Question 8B) - If you answered “unanimous verdict” to question 8A, what do
you think the qualified majority should be, should the jury be unable to reach a
unanimous verdict?
-1 less than the total number of jurors
-2 less than the total number of jurors
Other √
Please feel free to provide any additional comments to support your answer
See above response to Question 8A.
Question 8C) – if you answered “weighted majority” to question 8A, what do
you think that weighted majority should be?
Two thirds (2/3) of the jury
Three quarters (3/4) of the jury
Other √
Please feel free to provide any additional comments to support your answer
See above response to Question 8A.
Question 8D) - Should the same number of jurors as is required for a guilty
verdict also be required for an acquittal verdict?
Yes
No
Please feel free to provide any additional comments to support your answer
See above response to Question 8A.
Question 8E) - Do you agree that the size of a jury in Scotland should be
reduced from 15 to 12 persons?
Yes
No √
Please feel free to provide any additional comments to support your answer
See above response to Question 8A.
Question 8F) - Do you think there should be 2 or 3 verdicts in criminal trials?
2
3 √
Please feel free to provide any additional comments to support your answer
See above response to Question 8A.
Question 8G) If you answered 2, what should these verdicts be?
Guilty and Not Guilty
Guilty and Not Proven
Proven and Not Proven
Please feel free to provide any additional comments to support your answer
See above response to Question 8A.
Questions 9, 10 and 11
Additional Comments
Question 9) - Do you have any comments to make on proposals raised in the
Report of the Academic Expert Group that have not been mentioned in the
consultation document?
Nil
Question 10A) - Do you think there are any additional matters to be
considered in relation to safeguards in solemn cases that are not raised in the
consultation document or in the Report by the Academic Expert Group?
No
Question 10B) - Do you think there are any additional matters to be
considered in relation to safeguards in summary cases that are not raised in
the consultation document or in the Report by the Academic Expert Group?
No
Question 11) - Do you believe that there would be any unforeseen
consequences arising from the changes discussed in the consultation
document or the Report of the Academic Expert Group?
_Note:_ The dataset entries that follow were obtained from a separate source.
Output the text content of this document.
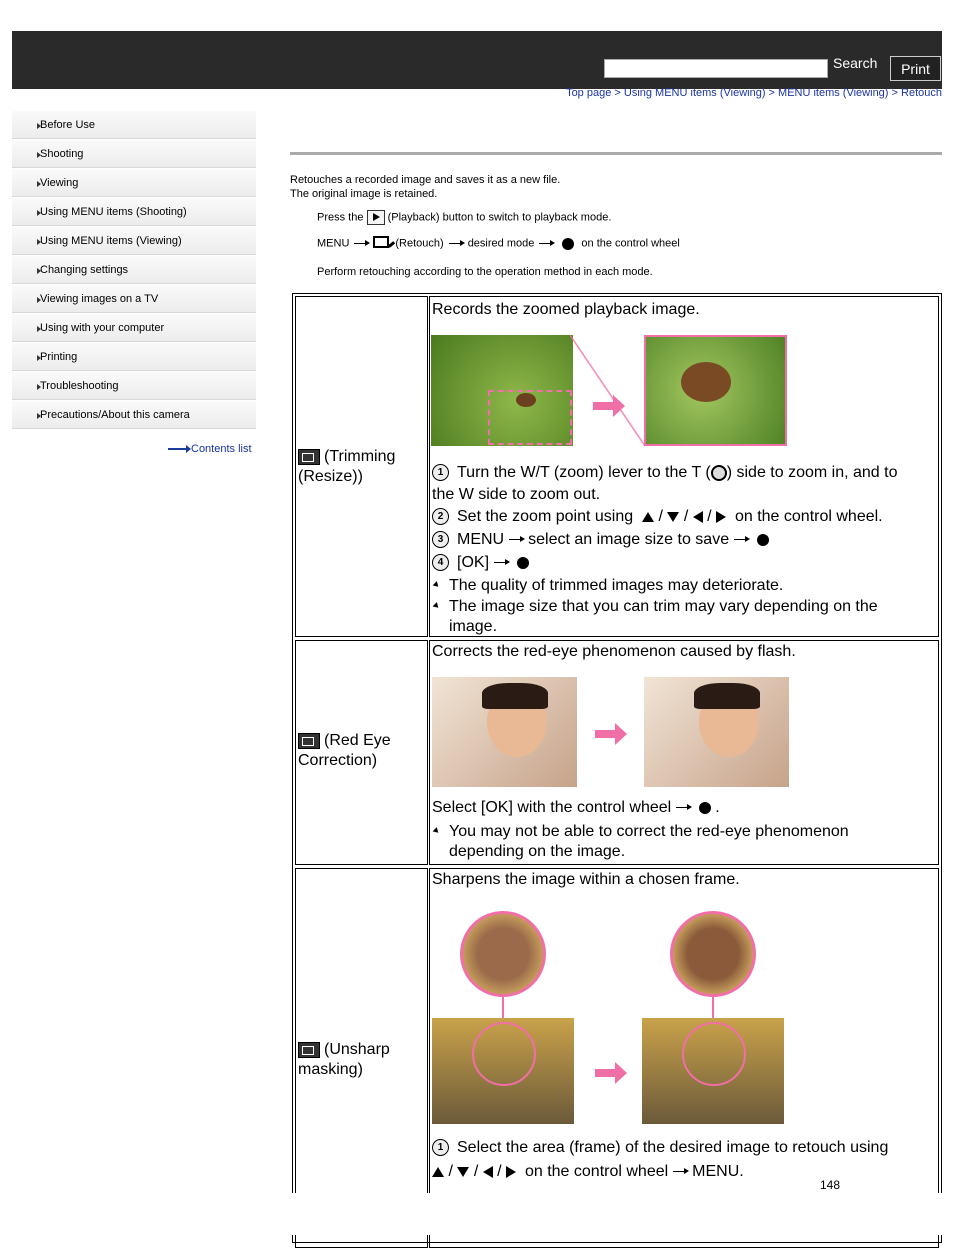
Search	Print
Top page > Using MENU items (Viewing) > MENU items (Viewing) > Retouch
Before Use
Shooting
Viewing
Using MENU items (Shooting)
Using MENU items (Viewing)
Changing settings
Viewing images on a TV
Using with your computer
Printing
Troubleshooting
Precautions/About this camera
Contents list
Retouches a recorded image and saves it as a new file.
The original image is retained.
Press the (Playback) button to switch to playback mode.
MENU	(Retouch) desired mode	on the control wheel
Perform retouching according to the operation method in each mode.
(Trimming (Resize))
Records the zoomed playback image.
1 Turn the W/T (zoom) lever to the T ( ) side to zoom in, and to
the W side to zoom out.
2 Set the zoom point using / / / on the control wheel.
3 MENU select an image size to save
4 [OK]
The quality of trimmed images may deteriorate.
The image size that you can trim may vary depending on the image.
(Red Eye Correction)
Corrects the red-eye phenomenon caused by flash.
Select [OK] with the control wheel	.
You may not be able to correct the red-eye phenomenon depending on the image.
(Unsharp masking)
Sharpens the image within a chosen frame.
1 Select the area (frame) of the desired image to retouch using
/ / / on the control wheel MENU.
148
These could be in
relation to any aspect of the criminal justice system, for example the effect of
any possible changes identified on the position of victims and witnesses. If
so, what might these be?
It is almost inevitable that there will be unforeseen consequences. There
may be ‘unforeseen consequences’ without the safeguards. One which
occurs is the dashing of expectations that the abolition of corroboration will
lead to an increase in the level of convictions in rape and other sexual
offences. Justifying the abolition of corroboration on the basis of access to
justice fails to take into account the impact on a victim when a case which
might not have proceeded because of lack of corroboration does proceeds
but leads to an acquittal, possibly because the jury will look for supporting
evidence to convince them beyond reasonable doubt. That may not be
regarded as providing access to justice. Where currently a complainer may
reassured that non-conviction does not imply that (s)he was not believed
that is less likely following the abolition of corroboration, but the requirement
of safeguards may mean that lack of belief is not the only explanation.